Italy, whose national debt is second only to that of Greece in the Eurozone as a percentage of GDP, was long assumed to be too big to fail. The fact that Italy’s more prudent lending practices have prevented a major real estate bubble was faint reassurance that somehow Italy would be immune to financial contagion.

But with a growing rift between embattled Italian Premier Silvio Berlusconi and his deficit-trimming Finance Minister Giulio Tremonti, investors are on edge that an American-style deadlock over government finances will push Italy over the edge. In late May, Berlusconi’s ruling bloc was devastated in local elections across the country, raising the possibility that Berlusconi may be ousted before he can complete his program of economic reforms. According to Business Week’s Jeffery Donovan, those and other electoral setbacks have driven Italy into a political crisis that is weighing heavily on markets:

The [electoral] defeats sparked bickering in the ruling coalition. They also raised fresh criticism of Tremonti, whose fiscal rigor has never been popular and who is blamed by many for choking the euro zone’s third-largest economy. Tensions spiked after Tremonti was captured on video calling a fellow minister “a moron” and Berlusconi told la Repubblica newspaper that Tremonti “isn’t a team player.”

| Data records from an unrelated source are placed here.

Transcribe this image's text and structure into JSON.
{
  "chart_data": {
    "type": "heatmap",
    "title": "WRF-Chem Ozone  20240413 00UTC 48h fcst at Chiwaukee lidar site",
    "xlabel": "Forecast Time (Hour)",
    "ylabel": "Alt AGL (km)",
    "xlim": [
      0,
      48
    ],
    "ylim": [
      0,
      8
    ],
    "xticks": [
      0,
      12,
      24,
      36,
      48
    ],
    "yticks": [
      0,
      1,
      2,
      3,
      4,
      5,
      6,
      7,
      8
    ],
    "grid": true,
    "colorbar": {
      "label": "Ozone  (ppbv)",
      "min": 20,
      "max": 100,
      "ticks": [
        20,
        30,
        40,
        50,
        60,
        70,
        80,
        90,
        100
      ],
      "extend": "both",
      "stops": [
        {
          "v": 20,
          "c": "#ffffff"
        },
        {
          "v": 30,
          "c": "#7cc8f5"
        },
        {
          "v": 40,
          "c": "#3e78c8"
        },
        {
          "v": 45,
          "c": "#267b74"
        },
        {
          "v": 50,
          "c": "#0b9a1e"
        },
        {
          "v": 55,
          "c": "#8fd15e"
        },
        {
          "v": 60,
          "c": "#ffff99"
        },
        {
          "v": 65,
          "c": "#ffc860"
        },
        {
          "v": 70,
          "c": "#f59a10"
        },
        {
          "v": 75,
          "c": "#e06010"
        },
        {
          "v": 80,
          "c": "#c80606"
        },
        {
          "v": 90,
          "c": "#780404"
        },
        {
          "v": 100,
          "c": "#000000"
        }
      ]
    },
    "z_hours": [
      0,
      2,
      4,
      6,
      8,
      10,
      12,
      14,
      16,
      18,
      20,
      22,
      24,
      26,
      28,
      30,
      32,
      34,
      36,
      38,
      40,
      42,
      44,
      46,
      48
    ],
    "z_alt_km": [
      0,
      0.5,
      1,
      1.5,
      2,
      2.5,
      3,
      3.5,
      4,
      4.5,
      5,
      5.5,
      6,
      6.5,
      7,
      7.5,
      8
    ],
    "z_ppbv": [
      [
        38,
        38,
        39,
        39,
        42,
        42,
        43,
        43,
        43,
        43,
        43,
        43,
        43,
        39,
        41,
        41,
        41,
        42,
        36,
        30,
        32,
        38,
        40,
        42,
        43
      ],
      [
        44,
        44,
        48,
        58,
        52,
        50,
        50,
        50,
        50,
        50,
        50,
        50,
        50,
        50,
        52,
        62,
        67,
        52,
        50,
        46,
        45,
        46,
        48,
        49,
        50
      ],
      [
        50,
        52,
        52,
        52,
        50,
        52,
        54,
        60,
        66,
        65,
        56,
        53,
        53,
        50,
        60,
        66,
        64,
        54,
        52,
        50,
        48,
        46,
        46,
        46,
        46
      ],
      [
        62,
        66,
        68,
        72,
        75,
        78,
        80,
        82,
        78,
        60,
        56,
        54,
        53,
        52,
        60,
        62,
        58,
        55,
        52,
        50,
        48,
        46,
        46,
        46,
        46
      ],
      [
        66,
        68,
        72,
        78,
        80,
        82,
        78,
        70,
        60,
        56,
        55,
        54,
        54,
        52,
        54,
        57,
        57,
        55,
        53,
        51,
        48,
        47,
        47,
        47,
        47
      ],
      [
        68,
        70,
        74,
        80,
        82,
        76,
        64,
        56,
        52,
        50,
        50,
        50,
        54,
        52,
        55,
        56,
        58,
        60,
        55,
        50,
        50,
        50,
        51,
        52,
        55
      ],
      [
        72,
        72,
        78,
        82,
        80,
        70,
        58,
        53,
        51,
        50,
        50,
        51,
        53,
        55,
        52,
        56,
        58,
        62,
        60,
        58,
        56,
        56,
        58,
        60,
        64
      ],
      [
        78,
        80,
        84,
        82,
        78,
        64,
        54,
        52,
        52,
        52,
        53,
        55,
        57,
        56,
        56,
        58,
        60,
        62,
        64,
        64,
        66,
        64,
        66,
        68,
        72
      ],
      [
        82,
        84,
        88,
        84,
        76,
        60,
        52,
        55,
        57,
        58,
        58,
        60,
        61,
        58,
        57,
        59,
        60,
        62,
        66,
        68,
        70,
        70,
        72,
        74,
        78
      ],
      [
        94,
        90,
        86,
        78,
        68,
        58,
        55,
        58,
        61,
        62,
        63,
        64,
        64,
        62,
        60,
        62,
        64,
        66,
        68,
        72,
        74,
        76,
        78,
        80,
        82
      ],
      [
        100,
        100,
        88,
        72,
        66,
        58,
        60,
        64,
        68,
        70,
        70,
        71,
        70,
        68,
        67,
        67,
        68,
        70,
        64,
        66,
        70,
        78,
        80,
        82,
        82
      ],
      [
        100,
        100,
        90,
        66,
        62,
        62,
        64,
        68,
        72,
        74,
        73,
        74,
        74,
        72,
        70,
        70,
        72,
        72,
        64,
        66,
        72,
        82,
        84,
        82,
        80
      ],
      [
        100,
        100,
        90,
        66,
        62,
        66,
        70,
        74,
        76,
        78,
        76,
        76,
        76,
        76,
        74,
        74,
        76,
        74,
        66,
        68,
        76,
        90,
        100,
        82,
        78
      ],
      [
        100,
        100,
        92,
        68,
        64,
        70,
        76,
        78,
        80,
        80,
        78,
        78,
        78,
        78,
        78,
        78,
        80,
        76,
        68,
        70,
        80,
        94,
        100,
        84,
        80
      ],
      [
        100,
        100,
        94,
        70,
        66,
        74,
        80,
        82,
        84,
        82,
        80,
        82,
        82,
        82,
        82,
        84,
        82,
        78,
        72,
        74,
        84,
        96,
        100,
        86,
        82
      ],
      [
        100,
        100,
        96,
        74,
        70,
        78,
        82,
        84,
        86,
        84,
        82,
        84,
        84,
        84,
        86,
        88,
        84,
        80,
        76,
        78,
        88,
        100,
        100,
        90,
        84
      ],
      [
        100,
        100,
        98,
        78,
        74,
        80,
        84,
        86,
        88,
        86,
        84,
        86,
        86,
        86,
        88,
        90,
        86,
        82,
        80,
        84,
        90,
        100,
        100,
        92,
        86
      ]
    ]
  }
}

Italy’s outlook has already been lowered this year from stable to negative by Standard and Poor’s, and Moody’s may soon follow suit.

On July 4, yields on Italian 10-year government bonds began to soar, ultimately settling above the dangerous level of 5.7 percent. It would take very little added uncertainty to push the yields to unsustainable levels, just as Greece, Portugal, and Ireland have experienced.

Meanwhile, things have gone from bad to worse for Ireland, whose credit rating was lowered this week by Moody’s to junk bond status. Yield on Irish bonds soared to record levels in reaction, with 10-year bonds exceeding 14 percent. As one bond trader in Dublin said, “Until they sort something out in Europe, yields are just going to keep going up.” Meanwhile, it is almost universally expected that Ireland will require a second bailout but — as with Greece — a second bailout will only make matters worse in the long term.

While EU authorities are finally painfully admitting that a Greek default of some type is inevitable, no one is yet willing to acknowledge the larger truth, that the euro — and most of the economies that use it — is doomed. What we are witnessing is nothing less than the epochal decline of Western Europe, where the ultimate economic, political, and social toll is likely to require generations to erase — if it ever is. And all of it is a consequence of the West’s poisonous embrace of fiat money and the gargantuan indebtedness that it produces, coupled with the hubris of a failed European superstate.